Chapter 13 bankruptcy applies to people who are significantly behind in what they owe but have sufficient income and assets to pay it off over time. Under Chapter 13, debt is reorganized, and you are put on a plan to pay off what you owe, typically between three and five years. Seeking protection under Chapter 13 may prevent foreclosure or having your car repossessed.
Here are factors to consider before pursuing bankruptcy to get out of debt.
Pros of filing bankruptcy:
· Halt foreclosure
· Creditors and collection agencies must stop contacting you
· Keep your car from being repossessed
· You may be able to keep most of your assets
· May eliminate most — if not all — your unsecured debt
Cons to filing bankruptcy:
· Expensive
· Stays on your credit report between seven and 10 years
· May be difficult to rent or get credit
· Bankruptcy may not discharge all debt
· Could limit future employment opportunities
Bankruptcy is not a decision to be taken lightly. While it may get you out of a jam in the short term, there are long-term implications to going bankrupt.
Dig yourself out of debt – for good!
Debt is tough to deal with. Debt wreaks havoc on your finances and takes an emotional toll on you and your family. Sometimes, it may seem like each monthly payment you make gets eaten up by interest and fees.
But even if you feel like you are drowning in debt, some strategies can help you pay down what you owe. Taking control of your finances isn’t easy, but you can do it. Whether it is keeping a watchful eye on what you spend or making extra payments, there are ways to get out of debt.
What’s the average debt per person?
In 2021, the average consumer debt balance was $96,371.
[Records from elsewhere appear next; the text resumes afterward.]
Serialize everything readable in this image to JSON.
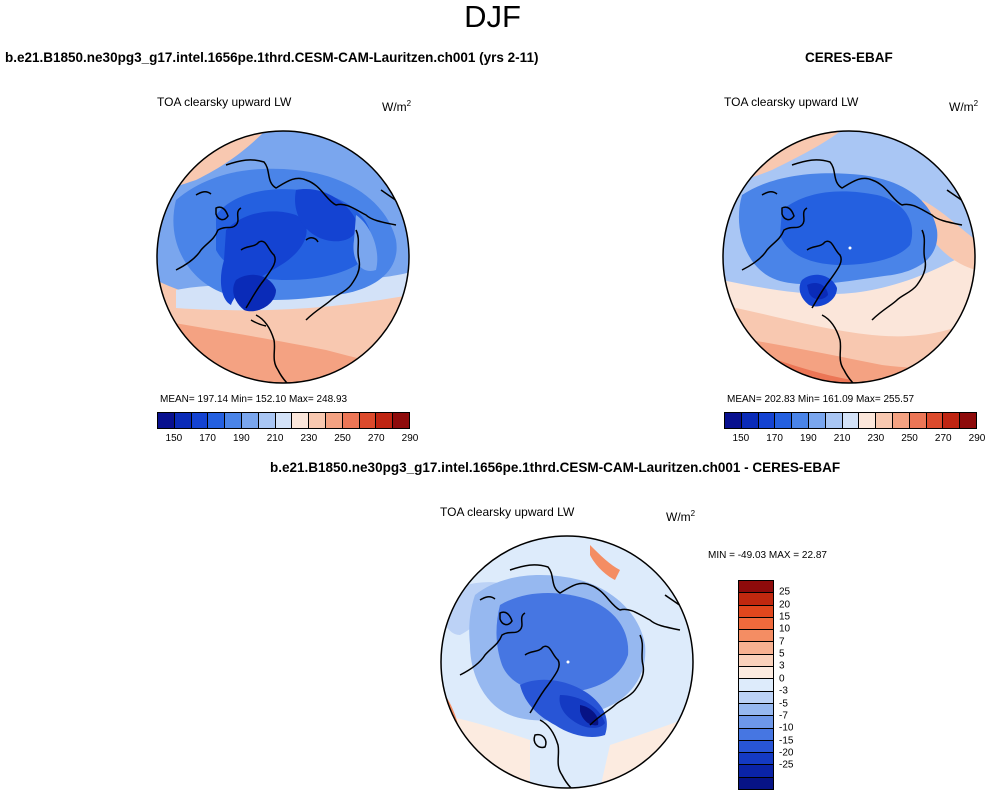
{
  "page_title": "DJF",
  "panels": {
    "model": {
      "title": "b.e21.B1850.ne30pg3_g17.intel.1656pe.1thrd.CESM-CAM-Lauritzen.ch001 (yrs 2-11)",
      "variable": "TOA clearsky upward LW",
      "units": "W/m",
      "units_sup": "2",
      "stats": "MEAN= 197.14  Min= 152.10  Max= 248.93"
    },
    "obs": {
      "title": "CERES-EBAF",
      "variable": "TOA clearsky upward LW",
      "units": "W/m",
      "units_sup": "2",
      "stats": "MEAN= 202.83  Min= 161.09  Max= 255.57"
    },
    "diff": {
      "title": "b.e21.B1850.ne30pg3_g17.intel.1656pe.1thrd.CESM-CAM-Lauritzen.ch001 - CERES-EBAF",
      "variable": "TOA clearsky upward LW",
      "units": "W/m",
      "units_sup": "2",
      "stats": "MIN = -49.03 MAX =  22.87"
    }
  },
  "colorbar_main": {
    "colors": [
      "#08108f",
      "#0a2bb8",
      "#1443d2",
      "#2460e0",
      "#4a84e8",
      "#7aa6ee",
      "#a9c6f4",
      "#d3e2f8",
      "#fbe6da",
      "#f8c8b0",
      "#f4a282",
      "#ec7656",
      "#dc4a2c",
      "#bf2512",
      "#8e0b0b"
    ],
    "labels": [
      "150",
      "170",
      "190",
      "210",
      "230",
      "250",
      "270",
      "290"
    ]
  },
  "colorbar_diff": {
    "colors": [
      "#8e0b0b",
      "#c0280f",
      "#e0471d",
      "#f06a3c",
      "#f48d63",
      "#f7b191",
      "#fad1bb",
      "#fcebe0",
      "#ddebfb",
      "#bcd2f6",
      "#96b8f0",
      "#6d97e9",
      "#4676e2",
      "#2855d6",
      "#143ac3",
      "#0a23a7",
      "#071385"
    ],
    "labels": [
      "25",
      "20",
      "15",
      "10",
      "7",
      "5",
      "3",
      "0",
      "-3",
      "-5",
      "-7",
      "-10",
      "-15",
      "-20",
      "-25"
    ]
  }
}
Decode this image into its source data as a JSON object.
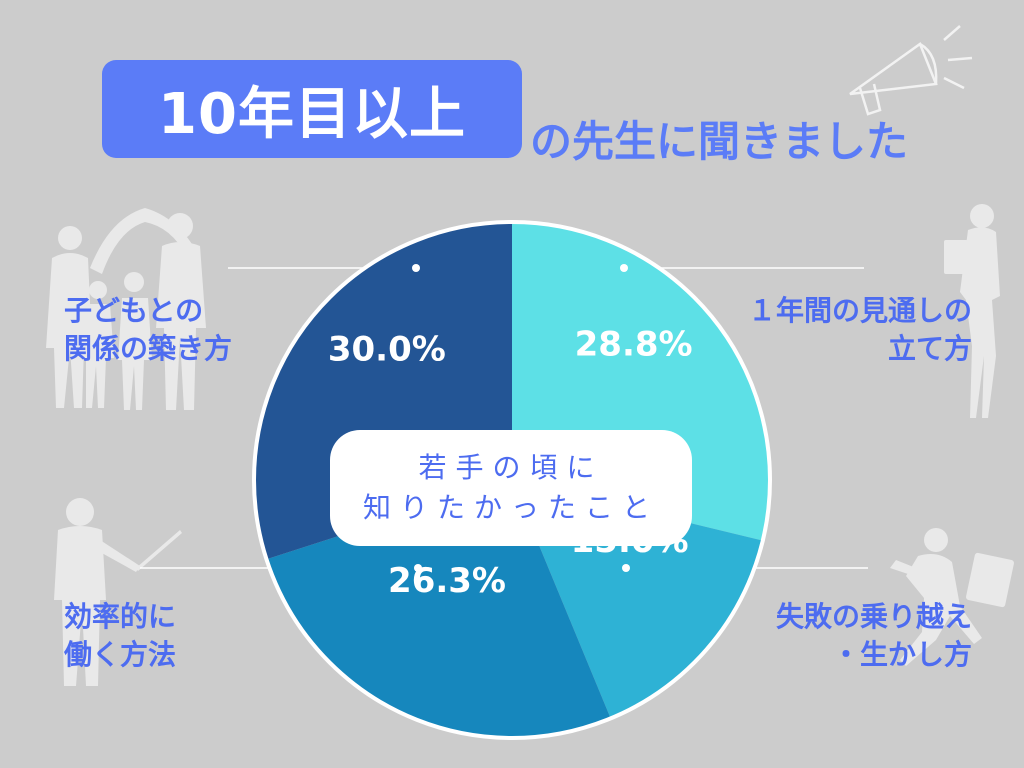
{
  "title": {
    "highlight": "10年目以上",
    "rest": "の先生に聞きました"
  },
  "center_label": {
    "line1": "若手の頃に",
    "line2": "知りたかったこと"
  },
  "categories": [
    {
      "line1": "子どもとの",
      "line2": "関係の築き方"
    },
    {
      "line1": "１年間の見通しの",
      "line2": "立て方"
    },
    {
      "line1": "効率的に",
      "line2": "働く方法"
    },
    {
      "line1": "失敗の乗り越え",
      "line2": "・生かし方"
    }
  ],
  "chart_data": {
    "type": "pie",
    "start_angle": "12 o'clock",
    "direction": "clockwise",
    "slices": [
      {
        "category": "１年間の見通しの立て方",
        "value": 28.8,
        "label": "28.8%",
        "color": "#5de0e6"
      },
      {
        "category": "失敗の乗り越え・生かし方",
        "value": 15.0,
        "label": "15.0%",
        "color": "#2eb2d5"
      },
      {
        "category": "効率的に働く方法",
        "value": 26.3,
        "label": "26.3%",
        "color": "#1687bd"
      },
      {
        "category": "子どもとの関係の築き方",
        "value": 30.0,
        "label": "30.0%",
        "color": "#235595"
      }
    ]
  },
  "colors": {
    "accent": "#5b7cf7",
    "label_text": "#4d6cf0",
    "background": "#cccccc"
  }
}
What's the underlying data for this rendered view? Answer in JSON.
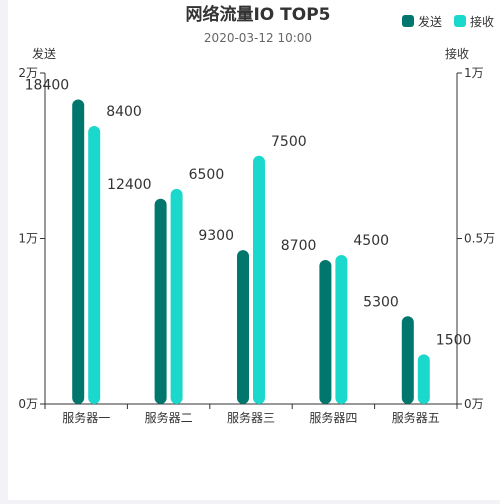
{
  "chart_data": {
    "type": "bar",
    "title": "网络流量IO TOP5",
    "subtitle": "2020-03-12 10:00",
    "categories": [
      "服务器一",
      "服务器二",
      "服务器三",
      "服务器四",
      "服务器五"
    ],
    "series": [
      {
        "name": "发送",
        "axis": "left",
        "color": "#00766c",
        "values": [
          18400,
          12400,
          9300,
          8700,
          5300
        ]
      },
      {
        "name": "接收",
        "axis": "right",
        "color": "#1ad9cc",
        "values": [
          8400,
          6500,
          7500,
          4500,
          1500
        ]
      }
    ],
    "y_left": {
      "label": "发送",
      "range": [
        0,
        20000
      ],
      "ticks": [
        0,
        10000,
        20000
      ],
      "tick_labels": [
        "0万",
        "1万",
        "2万"
      ]
    },
    "y_right": {
      "label": "接收",
      "range": [
        0,
        10000
      ],
      "ticks": [
        0,
        5000,
        10000
      ],
      "tick_labels": [
        "0万",
        "0.5万",
        "1万"
      ]
    },
    "legend_position": "top-right",
    "grid": false
  }
}
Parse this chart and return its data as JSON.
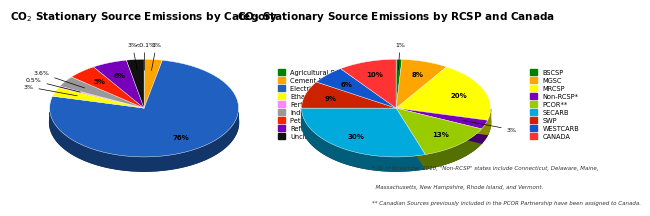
{
  "chart1": {
    "title": "CO$_2$ Stationary Source Emissions by Category",
    "labels": [
      "Agricultural Processing",
      "Cement Plant",
      "Electricity Production",
      "Ethanol",
      "Fertilizer",
      "Industrial",
      "Petroleum/Natural Gas",
      "Refineries/Chemical",
      "Unclassified"
    ],
    "values": [
      0.1,
      3,
      76,
      3,
      0.5,
      3.6,
      5,
      6,
      3
    ],
    "colors": [
      "#008000",
      "#FFA500",
      "#2060C0",
      "#FFFF00",
      "#FF88FF",
      "#999999",
      "#FF2200",
      "#7700BB",
      "#111111"
    ],
    "pct_labels": [
      "<0.1%",
      "3%",
      "76%",
      "3%",
      "0.5%",
      "3.6%",
      "5%",
      "6%",
      "3%"
    ]
  },
  "chart2": {
    "title": "CO$_2$ Stationary Source Emissions by RCSP and Canada",
    "labels": [
      "BSCSP",
      "MGSC",
      "MRCSP",
      "Non-RCSP*",
      "PCOR**",
      "SECARB",
      "SWP",
      "WESTCARB",
      "CANADA"
    ],
    "values": [
      1,
      8,
      20,
      3,
      13,
      30,
      9,
      6,
      10
    ],
    "colors": [
      "#008000",
      "#FFA500",
      "#FFFF00",
      "#7700BB",
      "#99CC00",
      "#00AADD",
      "#CC2200",
      "#1155CC",
      "#FF3333"
    ],
    "pct_labels": [
      "1%",
      "8%",
      "20%",
      "3%",
      "13%",
      "30%",
      "9%",
      "6%",
      "10%"
    ]
  },
  "bg_color": "#FFFFFF",
  "footnote1": "* As of November 2010, \"Non-RCSP\" states include Connecticut, Delaware, Maine,",
  "footnote1b": "  Massachusetts, New Hampshire, Rhode Island, and Vermont.",
  "footnote2": "** Canadian Sources previously included in the PCOR Partnership have been assigned to Canada."
}
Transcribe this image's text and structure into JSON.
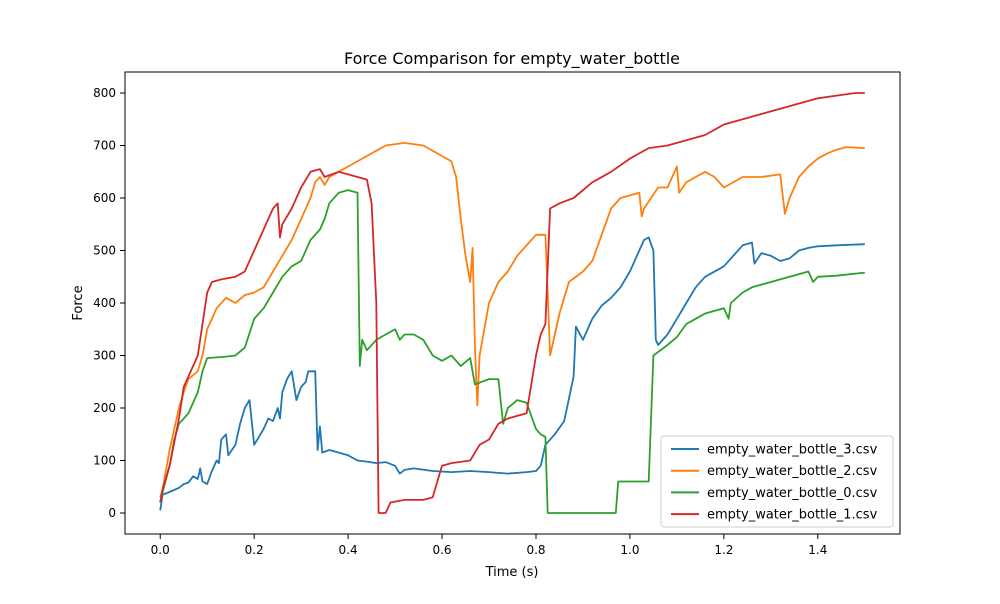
{
  "chart_data": {
    "type": "line",
    "title": "Force Comparison for empty_water_bottle",
    "xlabel": "Time (s)",
    "ylabel": "Force",
    "xlim": [
      -0.075,
      1.575
    ],
    "ylim": [
      -40,
      840
    ],
    "xticks": [
      0.0,
      0.2,
      0.4,
      0.6,
      0.8,
      1.0,
      1.2,
      1.4
    ],
    "xtick_labels": [
      "0.0",
      "0.2",
      "0.4",
      "0.6",
      "0.8",
      "1.0",
      "1.2",
      "1.4"
    ],
    "yticks": [
      0,
      100,
      200,
      300,
      400,
      500,
      600,
      700,
      800
    ],
    "ytick_labels": [
      "0",
      "100",
      "200",
      "300",
      "400",
      "500",
      "600",
      "700",
      "800"
    ],
    "grid": false,
    "legend_position": "lower-right",
    "series": [
      {
        "name": "empty_water_bottle_3.csv",
        "color": "#1f77b4",
        "points": [
          [
            0.0,
            5
          ],
          [
            0.005,
            35
          ],
          [
            0.02,
            40
          ],
          [
            0.04,
            48
          ],
          [
            0.05,
            55
          ],
          [
            0.06,
            58
          ],
          [
            0.07,
            70
          ],
          [
            0.08,
            65
          ],
          [
            0.085,
            85
          ],
          [
            0.09,
            60
          ],
          [
            0.1,
            55
          ],
          [
            0.11,
            80
          ],
          [
            0.12,
            100
          ],
          [
            0.125,
            95
          ],
          [
            0.13,
            140
          ],
          [
            0.14,
            150
          ],
          [
            0.145,
            110
          ],
          [
            0.16,
            130
          ],
          [
            0.17,
            170
          ],
          [
            0.18,
            200
          ],
          [
            0.19,
            215
          ],
          [
            0.2,
            130
          ],
          [
            0.21,
            145
          ],
          [
            0.22,
            160
          ],
          [
            0.23,
            180
          ],
          [
            0.24,
            175
          ],
          [
            0.25,
            200
          ],
          [
            0.255,
            180
          ],
          [
            0.26,
            230
          ],
          [
            0.27,
            255
          ],
          [
            0.28,
            270
          ],
          [
            0.29,
            215
          ],
          [
            0.3,
            240
          ],
          [
            0.31,
            250
          ],
          [
            0.315,
            270
          ],
          [
            0.33,
            270
          ],
          [
            0.335,
            120
          ],
          [
            0.34,
            165
          ],
          [
            0.345,
            115
          ],
          [
            0.36,
            120
          ],
          [
            0.4,
            110
          ],
          [
            0.42,
            100
          ],
          [
            0.44,
            98
          ],
          [
            0.46,
            95
          ],
          [
            0.48,
            97
          ],
          [
            0.5,
            90
          ],
          [
            0.51,
            75
          ],
          [
            0.52,
            82
          ],
          [
            0.54,
            85
          ],
          [
            0.58,
            80
          ],
          [
            0.62,
            78
          ],
          [
            0.66,
            80
          ],
          [
            0.7,
            78
          ],
          [
            0.74,
            75
          ],
          [
            0.78,
            78
          ],
          [
            0.8,
            80
          ],
          [
            0.81,
            90
          ],
          [
            0.82,
            130
          ],
          [
            0.84,
            150
          ],
          [
            0.86,
            175
          ],
          [
            0.88,
            260
          ],
          [
            0.885,
            355
          ],
          [
            0.9,
            330
          ],
          [
            0.92,
            370
          ],
          [
            0.94,
            395
          ],
          [
            0.96,
            410
          ],
          [
            0.98,
            430
          ],
          [
            1.0,
            460
          ],
          [
            1.02,
            500
          ],
          [
            1.03,
            520
          ],
          [
            1.04,
            525
          ],
          [
            1.05,
            500
          ],
          [
            1.055,
            330
          ],
          [
            1.06,
            320
          ],
          [
            1.08,
            340
          ],
          [
            1.1,
            370
          ],
          [
            1.12,
            400
          ],
          [
            1.14,
            430
          ],
          [
            1.16,
            450
          ],
          [
            1.2,
            470
          ],
          [
            1.22,
            490
          ],
          [
            1.24,
            510
          ],
          [
            1.26,
            515
          ],
          [
            1.265,
            475
          ],
          [
            1.28,
            495
          ],
          [
            1.3,
            490
          ],
          [
            1.32,
            480
          ],
          [
            1.34,
            485
          ],
          [
            1.36,
            500
          ],
          [
            1.38,
            505
          ],
          [
            1.4,
            508
          ],
          [
            1.44,
            510
          ],
          [
            1.5,
            512
          ]
        ]
      },
      {
        "name": "empty_water_bottle_2.csv",
        "color": "#ff7f0e",
        "points": [
          [
            0.0,
            30
          ],
          [
            0.005,
            45
          ],
          [
            0.02,
            120
          ],
          [
            0.04,
            200
          ],
          [
            0.05,
            230
          ],
          [
            0.06,
            255
          ],
          [
            0.08,
            270
          ],
          [
            0.09,
            300
          ],
          [
            0.1,
            350
          ],
          [
            0.12,
            390
          ],
          [
            0.14,
            410
          ],
          [
            0.16,
            400
          ],
          [
            0.18,
            415
          ],
          [
            0.2,
            420
          ],
          [
            0.22,
            430
          ],
          [
            0.24,
            460
          ],
          [
            0.26,
            490
          ],
          [
            0.28,
            520
          ],
          [
            0.3,
            560
          ],
          [
            0.32,
            600
          ],
          [
            0.33,
            630
          ],
          [
            0.34,
            640
          ],
          [
            0.35,
            625
          ],
          [
            0.36,
            640
          ],
          [
            0.38,
            650
          ],
          [
            0.4,
            660
          ],
          [
            0.44,
            680
          ],
          [
            0.48,
            700
          ],
          [
            0.52,
            705
          ],
          [
            0.56,
            700
          ],
          [
            0.6,
            680
          ],
          [
            0.62,
            670
          ],
          [
            0.63,
            640
          ],
          [
            0.64,
            560
          ],
          [
            0.65,
            490
          ],
          [
            0.66,
            440
          ],
          [
            0.665,
            505
          ],
          [
            0.67,
            320
          ],
          [
            0.675,
            205
          ],
          [
            0.68,
            300
          ],
          [
            0.7,
            400
          ],
          [
            0.72,
            440
          ],
          [
            0.74,
            460
          ],
          [
            0.76,
            490
          ],
          [
            0.78,
            510
          ],
          [
            0.8,
            530
          ],
          [
            0.82,
            530
          ],
          [
            0.83,
            300
          ],
          [
            0.85,
            380
          ],
          [
            0.87,
            440
          ],
          [
            0.9,
            460
          ],
          [
            0.92,
            480
          ],
          [
            0.94,
            530
          ],
          [
            0.96,
            580
          ],
          [
            0.98,
            600
          ],
          [
            1.0,
            605
          ],
          [
            1.02,
            610
          ],
          [
            1.025,
            565
          ],
          [
            1.03,
            580
          ],
          [
            1.06,
            620
          ],
          [
            1.08,
            620
          ],
          [
            1.1,
            660
          ],
          [
            1.105,
            610
          ],
          [
            1.12,
            630
          ],
          [
            1.14,
            640
          ],
          [
            1.16,
            650
          ],
          [
            1.18,
            640
          ],
          [
            1.2,
            620
          ],
          [
            1.24,
            640
          ],
          [
            1.28,
            640
          ],
          [
            1.32,
            645
          ],
          [
            1.33,
            570
          ],
          [
            1.34,
            600
          ],
          [
            1.36,
            640
          ],
          [
            1.38,
            660
          ],
          [
            1.4,
            675
          ],
          [
            1.42,
            685
          ],
          [
            1.44,
            692
          ],
          [
            1.46,
            697
          ],
          [
            1.5,
            695
          ]
        ]
      },
      {
        "name": "empty_water_bottle_0.csv",
        "color": "#2ca02c",
        "points": [
          [
            0.0,
            20
          ],
          [
            0.005,
            40
          ],
          [
            0.02,
            90
          ],
          [
            0.03,
            140
          ],
          [
            0.04,
            170
          ],
          [
            0.06,
            190
          ],
          [
            0.08,
            230
          ],
          [
            0.09,
            270
          ],
          [
            0.1,
            295
          ],
          [
            0.14,
            298
          ],
          [
            0.16,
            300
          ],
          [
            0.18,
            315
          ],
          [
            0.2,
            370
          ],
          [
            0.22,
            390
          ],
          [
            0.24,
            420
          ],
          [
            0.26,
            450
          ],
          [
            0.28,
            470
          ],
          [
            0.3,
            480
          ],
          [
            0.32,
            520
          ],
          [
            0.34,
            540
          ],
          [
            0.35,
            560
          ],
          [
            0.36,
            590
          ],
          [
            0.38,
            610
          ],
          [
            0.4,
            615
          ],
          [
            0.42,
            610
          ],
          [
            0.425,
            280
          ],
          [
            0.43,
            330
          ],
          [
            0.44,
            310
          ],
          [
            0.46,
            330
          ],
          [
            0.48,
            340
          ],
          [
            0.5,
            350
          ],
          [
            0.51,
            330
          ],
          [
            0.52,
            340
          ],
          [
            0.54,
            340
          ],
          [
            0.56,
            330
          ],
          [
            0.58,
            300
          ],
          [
            0.6,
            290
          ],
          [
            0.62,
            300
          ],
          [
            0.64,
            280
          ],
          [
            0.66,
            295
          ],
          [
            0.67,
            245
          ],
          [
            0.7,
            255
          ],
          [
            0.72,
            255
          ],
          [
            0.73,
            170
          ],
          [
            0.74,
            200
          ],
          [
            0.76,
            215
          ],
          [
            0.78,
            210
          ],
          [
            0.8,
            160
          ],
          [
            0.81,
            150
          ],
          [
            0.82,
            145
          ],
          [
            0.825,
            0
          ],
          [
            0.9,
            0
          ],
          [
            0.97,
            0
          ],
          [
            0.975,
            60
          ],
          [
            1.04,
            60
          ],
          [
            1.05,
            300
          ],
          [
            1.08,
            320
          ],
          [
            1.1,
            335
          ],
          [
            1.12,
            360
          ],
          [
            1.14,
            370
          ],
          [
            1.16,
            380
          ],
          [
            1.18,
            385
          ],
          [
            1.2,
            390
          ],
          [
            1.21,
            370
          ],
          [
            1.215,
            400
          ],
          [
            1.24,
            420
          ],
          [
            1.26,
            430
          ],
          [
            1.28,
            435
          ],
          [
            1.3,
            440
          ],
          [
            1.32,
            445
          ],
          [
            1.34,
            450
          ],
          [
            1.36,
            455
          ],
          [
            1.38,
            460
          ],
          [
            1.39,
            440
          ],
          [
            1.4,
            450
          ],
          [
            1.44,
            452
          ],
          [
            1.5,
            458
          ]
        ]
      },
      {
        "name": "empty_water_bottle_1.csv",
        "color": "#d62728",
        "points": [
          [
            0.0,
            20
          ],
          [
            0.005,
            45
          ],
          [
            0.02,
            90
          ],
          [
            0.04,
            180
          ],
          [
            0.05,
            240
          ],
          [
            0.06,
            260
          ],
          [
            0.08,
            300
          ],
          [
            0.1,
            420
          ],
          [
            0.11,
            440
          ],
          [
            0.13,
            445
          ],
          [
            0.16,
            450
          ],
          [
            0.18,
            460
          ],
          [
            0.2,
            500
          ],
          [
            0.22,
            540
          ],
          [
            0.24,
            580
          ],
          [
            0.25,
            590
          ],
          [
            0.255,
            525
          ],
          [
            0.26,
            550
          ],
          [
            0.28,
            580
          ],
          [
            0.3,
            620
          ],
          [
            0.32,
            650
          ],
          [
            0.34,
            655
          ],
          [
            0.35,
            640
          ],
          [
            0.38,
            650
          ],
          [
            0.4,
            645
          ],
          [
            0.44,
            635
          ],
          [
            0.45,
            590
          ],
          [
            0.46,
            400
          ],
          [
            0.465,
            0
          ],
          [
            0.48,
            0
          ],
          [
            0.49,
            20
          ],
          [
            0.52,
            25
          ],
          [
            0.56,
            25
          ],
          [
            0.58,
            30
          ],
          [
            0.6,
            90
          ],
          [
            0.62,
            95
          ],
          [
            0.66,
            100
          ],
          [
            0.68,
            130
          ],
          [
            0.7,
            140
          ],
          [
            0.72,
            170
          ],
          [
            0.74,
            180
          ],
          [
            0.76,
            185
          ],
          [
            0.78,
            190
          ],
          [
            0.8,
            300
          ],
          [
            0.81,
            340
          ],
          [
            0.82,
            360
          ],
          [
            0.83,
            580
          ],
          [
            0.85,
            590
          ],
          [
            0.88,
            600
          ],
          [
            0.92,
            630
          ],
          [
            0.96,
            650
          ],
          [
            1.0,
            675
          ],
          [
            1.04,
            695
          ],
          [
            1.08,
            700
          ],
          [
            1.12,
            710
          ],
          [
            1.16,
            720
          ],
          [
            1.2,
            740
          ],
          [
            1.24,
            750
          ],
          [
            1.28,
            760
          ],
          [
            1.32,
            770
          ],
          [
            1.36,
            780
          ],
          [
            1.4,
            790
          ],
          [
            1.44,
            795
          ],
          [
            1.48,
            800
          ],
          [
            1.5,
            800
          ]
        ]
      }
    ]
  }
}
What’s a debt-management plan?
Under a debt management plan, you make one monthly payment to cover your unsecured debt. A debt management plan is not a loan but can make it easier to repay your debt.
Is debt settlement a good idea?
A debt settlement company negotiates a lump-sum settlement to clear your debt. Offering a lump-sum settlement can help get your debt under control. However, debt settlement is costly, and there is no guarantee that every creditor will accept your terms.